Pessimism about the unceasing flow of immigrants from Latin America is fueling the anxiety that drives the PAN movement.

There is a widespread panic about demographic and economic forces that are drawing more Arizonans to the wrong side of a widening gap between rich and poor.

“One day we’re going to wake up and wonder what the heck happened,” Neill said.

She said there needs to be a focus on the decline of Phoenix neighborhoods, in addition to the deaths of hundreds of migrants who illegally cross the borderlands desert.

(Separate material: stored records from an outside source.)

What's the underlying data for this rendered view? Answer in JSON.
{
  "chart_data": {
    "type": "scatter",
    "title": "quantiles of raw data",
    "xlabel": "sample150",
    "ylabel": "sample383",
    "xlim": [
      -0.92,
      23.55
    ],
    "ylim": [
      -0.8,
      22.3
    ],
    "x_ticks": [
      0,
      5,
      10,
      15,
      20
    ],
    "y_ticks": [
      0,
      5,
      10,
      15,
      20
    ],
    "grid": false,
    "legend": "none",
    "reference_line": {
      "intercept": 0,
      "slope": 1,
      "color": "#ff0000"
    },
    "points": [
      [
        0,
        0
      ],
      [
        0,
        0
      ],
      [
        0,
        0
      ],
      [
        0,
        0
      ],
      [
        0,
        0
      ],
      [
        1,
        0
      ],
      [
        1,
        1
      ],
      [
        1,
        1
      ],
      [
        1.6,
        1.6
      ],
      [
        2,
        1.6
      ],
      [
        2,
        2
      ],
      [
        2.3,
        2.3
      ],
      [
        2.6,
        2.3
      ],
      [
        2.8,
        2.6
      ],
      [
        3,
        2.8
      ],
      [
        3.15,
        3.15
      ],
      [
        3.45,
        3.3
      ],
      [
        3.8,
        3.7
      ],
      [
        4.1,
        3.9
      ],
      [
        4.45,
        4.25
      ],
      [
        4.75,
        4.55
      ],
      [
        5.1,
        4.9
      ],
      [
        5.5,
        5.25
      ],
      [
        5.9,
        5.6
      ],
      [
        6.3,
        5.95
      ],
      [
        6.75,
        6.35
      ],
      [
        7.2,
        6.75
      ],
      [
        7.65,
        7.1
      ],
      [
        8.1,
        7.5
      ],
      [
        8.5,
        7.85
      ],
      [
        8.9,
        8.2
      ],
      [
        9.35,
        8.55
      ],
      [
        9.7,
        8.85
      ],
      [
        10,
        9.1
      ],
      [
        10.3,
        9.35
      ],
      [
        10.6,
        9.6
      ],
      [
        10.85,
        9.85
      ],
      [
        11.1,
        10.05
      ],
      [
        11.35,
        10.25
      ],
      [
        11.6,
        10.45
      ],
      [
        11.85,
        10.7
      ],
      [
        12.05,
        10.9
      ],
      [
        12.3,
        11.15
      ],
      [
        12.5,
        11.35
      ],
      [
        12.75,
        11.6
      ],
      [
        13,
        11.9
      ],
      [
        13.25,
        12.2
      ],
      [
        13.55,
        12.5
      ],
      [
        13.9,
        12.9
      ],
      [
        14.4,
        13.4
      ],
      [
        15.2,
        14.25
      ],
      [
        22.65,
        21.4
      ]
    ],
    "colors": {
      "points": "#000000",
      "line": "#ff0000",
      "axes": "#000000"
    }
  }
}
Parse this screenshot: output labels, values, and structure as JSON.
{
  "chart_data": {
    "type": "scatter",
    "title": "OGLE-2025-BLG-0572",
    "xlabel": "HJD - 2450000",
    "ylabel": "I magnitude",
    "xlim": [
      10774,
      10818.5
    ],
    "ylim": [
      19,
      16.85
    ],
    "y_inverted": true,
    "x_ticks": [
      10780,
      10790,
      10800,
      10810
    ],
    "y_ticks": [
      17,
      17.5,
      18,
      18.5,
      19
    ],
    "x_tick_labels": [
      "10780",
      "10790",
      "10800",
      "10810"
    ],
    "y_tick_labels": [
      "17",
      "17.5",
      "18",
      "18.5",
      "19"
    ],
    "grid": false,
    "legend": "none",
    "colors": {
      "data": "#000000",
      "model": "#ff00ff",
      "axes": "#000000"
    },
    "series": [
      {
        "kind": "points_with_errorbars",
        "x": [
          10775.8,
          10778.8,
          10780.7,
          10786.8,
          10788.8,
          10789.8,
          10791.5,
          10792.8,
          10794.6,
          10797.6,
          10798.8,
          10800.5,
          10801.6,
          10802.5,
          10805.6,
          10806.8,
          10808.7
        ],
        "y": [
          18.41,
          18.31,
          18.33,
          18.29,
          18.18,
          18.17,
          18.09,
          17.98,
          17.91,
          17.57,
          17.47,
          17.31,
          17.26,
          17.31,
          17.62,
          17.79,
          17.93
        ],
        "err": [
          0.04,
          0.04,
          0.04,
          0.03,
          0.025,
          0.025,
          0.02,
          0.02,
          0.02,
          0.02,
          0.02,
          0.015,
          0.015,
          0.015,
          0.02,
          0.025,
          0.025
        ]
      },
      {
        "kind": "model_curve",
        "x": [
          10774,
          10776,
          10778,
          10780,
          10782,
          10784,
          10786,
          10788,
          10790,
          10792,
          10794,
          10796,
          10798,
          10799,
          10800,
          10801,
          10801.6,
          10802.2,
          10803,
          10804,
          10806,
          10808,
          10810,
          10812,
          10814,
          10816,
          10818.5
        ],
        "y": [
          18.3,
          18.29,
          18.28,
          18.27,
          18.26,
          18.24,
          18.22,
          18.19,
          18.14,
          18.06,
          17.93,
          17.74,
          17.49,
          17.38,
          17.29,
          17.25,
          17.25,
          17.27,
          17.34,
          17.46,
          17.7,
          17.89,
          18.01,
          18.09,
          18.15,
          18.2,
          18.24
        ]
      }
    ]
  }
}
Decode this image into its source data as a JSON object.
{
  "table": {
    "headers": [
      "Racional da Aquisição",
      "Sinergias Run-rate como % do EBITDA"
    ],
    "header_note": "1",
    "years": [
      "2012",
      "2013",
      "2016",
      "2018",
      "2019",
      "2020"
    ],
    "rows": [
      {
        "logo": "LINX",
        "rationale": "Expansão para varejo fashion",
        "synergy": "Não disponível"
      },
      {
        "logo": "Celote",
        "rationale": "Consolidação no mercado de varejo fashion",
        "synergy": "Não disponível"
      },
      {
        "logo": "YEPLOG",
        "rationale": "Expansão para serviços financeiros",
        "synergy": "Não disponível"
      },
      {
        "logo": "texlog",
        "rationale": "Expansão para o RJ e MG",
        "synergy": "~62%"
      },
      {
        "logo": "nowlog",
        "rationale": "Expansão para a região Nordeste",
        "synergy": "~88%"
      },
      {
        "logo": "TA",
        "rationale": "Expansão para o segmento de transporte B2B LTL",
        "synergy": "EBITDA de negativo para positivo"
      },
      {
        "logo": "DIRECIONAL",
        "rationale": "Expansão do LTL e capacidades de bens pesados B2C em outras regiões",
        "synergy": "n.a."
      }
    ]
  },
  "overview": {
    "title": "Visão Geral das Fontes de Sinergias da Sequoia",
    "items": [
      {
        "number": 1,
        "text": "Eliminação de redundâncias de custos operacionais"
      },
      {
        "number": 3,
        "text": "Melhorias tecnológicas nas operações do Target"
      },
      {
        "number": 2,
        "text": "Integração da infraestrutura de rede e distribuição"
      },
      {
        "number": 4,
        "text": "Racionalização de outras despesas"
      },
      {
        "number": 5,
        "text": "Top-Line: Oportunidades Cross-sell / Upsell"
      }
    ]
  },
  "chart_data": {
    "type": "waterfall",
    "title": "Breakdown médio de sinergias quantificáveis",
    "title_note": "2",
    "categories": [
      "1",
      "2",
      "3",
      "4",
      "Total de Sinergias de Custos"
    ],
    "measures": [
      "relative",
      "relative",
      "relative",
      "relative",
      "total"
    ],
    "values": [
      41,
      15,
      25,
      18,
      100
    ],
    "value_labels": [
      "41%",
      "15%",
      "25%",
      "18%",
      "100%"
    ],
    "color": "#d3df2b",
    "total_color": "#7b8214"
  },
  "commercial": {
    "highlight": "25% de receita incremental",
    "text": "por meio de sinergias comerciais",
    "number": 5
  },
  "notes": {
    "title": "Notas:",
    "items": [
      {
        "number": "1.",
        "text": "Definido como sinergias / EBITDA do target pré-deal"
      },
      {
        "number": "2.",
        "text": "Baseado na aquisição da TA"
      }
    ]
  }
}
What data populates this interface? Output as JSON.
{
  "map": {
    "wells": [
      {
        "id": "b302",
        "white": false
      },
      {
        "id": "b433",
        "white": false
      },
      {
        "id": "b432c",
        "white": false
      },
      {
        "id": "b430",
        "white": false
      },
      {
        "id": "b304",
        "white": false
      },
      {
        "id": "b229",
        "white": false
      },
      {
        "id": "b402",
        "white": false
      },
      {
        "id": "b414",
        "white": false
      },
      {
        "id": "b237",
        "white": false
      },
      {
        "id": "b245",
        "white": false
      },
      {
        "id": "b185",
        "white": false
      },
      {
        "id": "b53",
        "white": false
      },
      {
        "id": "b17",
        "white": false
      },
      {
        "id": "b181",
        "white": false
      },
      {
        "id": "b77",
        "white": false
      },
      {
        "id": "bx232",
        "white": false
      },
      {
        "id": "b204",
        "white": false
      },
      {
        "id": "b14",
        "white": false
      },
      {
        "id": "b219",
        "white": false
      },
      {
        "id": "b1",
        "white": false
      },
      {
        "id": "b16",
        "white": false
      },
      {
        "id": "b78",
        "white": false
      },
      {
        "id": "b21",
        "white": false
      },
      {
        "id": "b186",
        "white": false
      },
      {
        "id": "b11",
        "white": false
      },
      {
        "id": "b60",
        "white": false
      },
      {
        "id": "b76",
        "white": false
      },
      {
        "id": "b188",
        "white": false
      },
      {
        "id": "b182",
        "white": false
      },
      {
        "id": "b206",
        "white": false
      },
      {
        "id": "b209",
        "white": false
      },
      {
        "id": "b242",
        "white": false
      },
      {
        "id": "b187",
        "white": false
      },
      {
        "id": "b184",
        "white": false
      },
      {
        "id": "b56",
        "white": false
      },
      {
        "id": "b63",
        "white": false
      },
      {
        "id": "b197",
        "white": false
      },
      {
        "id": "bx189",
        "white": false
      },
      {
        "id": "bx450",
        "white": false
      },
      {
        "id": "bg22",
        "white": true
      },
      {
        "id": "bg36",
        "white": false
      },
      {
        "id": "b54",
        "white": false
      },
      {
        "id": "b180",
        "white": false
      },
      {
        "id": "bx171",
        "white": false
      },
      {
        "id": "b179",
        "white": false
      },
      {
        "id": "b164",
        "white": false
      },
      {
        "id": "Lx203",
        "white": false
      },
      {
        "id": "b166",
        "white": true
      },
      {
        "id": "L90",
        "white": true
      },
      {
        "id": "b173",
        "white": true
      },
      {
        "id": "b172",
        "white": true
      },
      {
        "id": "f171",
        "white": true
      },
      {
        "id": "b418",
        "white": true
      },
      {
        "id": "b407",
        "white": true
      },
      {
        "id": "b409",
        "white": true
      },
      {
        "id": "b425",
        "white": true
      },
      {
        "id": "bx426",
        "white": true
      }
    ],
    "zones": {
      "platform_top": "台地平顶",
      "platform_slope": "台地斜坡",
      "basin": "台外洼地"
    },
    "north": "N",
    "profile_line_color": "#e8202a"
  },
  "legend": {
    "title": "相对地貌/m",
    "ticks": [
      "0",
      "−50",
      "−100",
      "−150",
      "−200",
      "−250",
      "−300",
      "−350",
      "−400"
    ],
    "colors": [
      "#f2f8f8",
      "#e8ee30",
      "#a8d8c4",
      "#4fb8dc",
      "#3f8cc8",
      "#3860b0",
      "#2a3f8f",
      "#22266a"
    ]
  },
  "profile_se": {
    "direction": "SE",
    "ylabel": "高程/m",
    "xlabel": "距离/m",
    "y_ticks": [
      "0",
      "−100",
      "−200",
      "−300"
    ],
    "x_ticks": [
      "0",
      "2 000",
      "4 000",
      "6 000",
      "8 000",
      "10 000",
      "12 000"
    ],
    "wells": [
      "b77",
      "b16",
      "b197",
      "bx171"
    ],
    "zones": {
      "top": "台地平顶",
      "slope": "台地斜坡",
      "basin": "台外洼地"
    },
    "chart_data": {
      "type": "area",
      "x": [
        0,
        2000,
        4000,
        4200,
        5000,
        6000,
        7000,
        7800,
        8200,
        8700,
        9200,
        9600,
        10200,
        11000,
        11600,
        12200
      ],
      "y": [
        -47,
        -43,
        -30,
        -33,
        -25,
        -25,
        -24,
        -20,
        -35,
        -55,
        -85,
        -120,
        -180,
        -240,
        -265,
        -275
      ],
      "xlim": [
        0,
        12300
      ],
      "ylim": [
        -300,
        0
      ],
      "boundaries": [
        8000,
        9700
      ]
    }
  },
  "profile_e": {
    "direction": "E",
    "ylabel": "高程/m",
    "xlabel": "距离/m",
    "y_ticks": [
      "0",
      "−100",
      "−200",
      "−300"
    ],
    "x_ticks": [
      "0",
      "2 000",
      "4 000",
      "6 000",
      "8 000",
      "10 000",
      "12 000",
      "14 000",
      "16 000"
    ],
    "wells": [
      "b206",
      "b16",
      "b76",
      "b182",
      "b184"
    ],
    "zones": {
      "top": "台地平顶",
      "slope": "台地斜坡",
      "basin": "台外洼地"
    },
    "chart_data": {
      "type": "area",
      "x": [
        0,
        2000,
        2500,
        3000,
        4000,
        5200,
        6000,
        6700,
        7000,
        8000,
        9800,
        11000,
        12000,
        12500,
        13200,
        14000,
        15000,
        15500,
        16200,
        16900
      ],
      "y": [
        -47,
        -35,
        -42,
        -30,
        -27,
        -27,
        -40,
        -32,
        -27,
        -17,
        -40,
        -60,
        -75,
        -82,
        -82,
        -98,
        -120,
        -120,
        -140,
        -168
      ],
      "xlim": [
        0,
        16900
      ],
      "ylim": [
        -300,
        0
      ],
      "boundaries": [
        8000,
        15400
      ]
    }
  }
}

“That’s a tragedy,” she said of the deaths. “But we’ve got another tragedy right here, every day, all around us.

Her husband, Jerry, added: “This has nothing to do with racism. We’re not against the immigrants. We’re just tired of having illegal immigration rammed down our throats.”

Gutierrez said the United States and Mexico should agree to a joint effort to control the cross-border flow — as part of a comprehensive deal that legalizes those who are already here.

He said Hispanic immigrants “are going to reinvigorate this country,” repeating the success of previous immigrant groups whose arrivals were met with foreboding and predictions of doom.

“We need to lift people up, give them a chance to regularize their lives and make a full contribution to this society,” Gutierrez said. “Proposition 200 won’t do that. It will just push them further down.”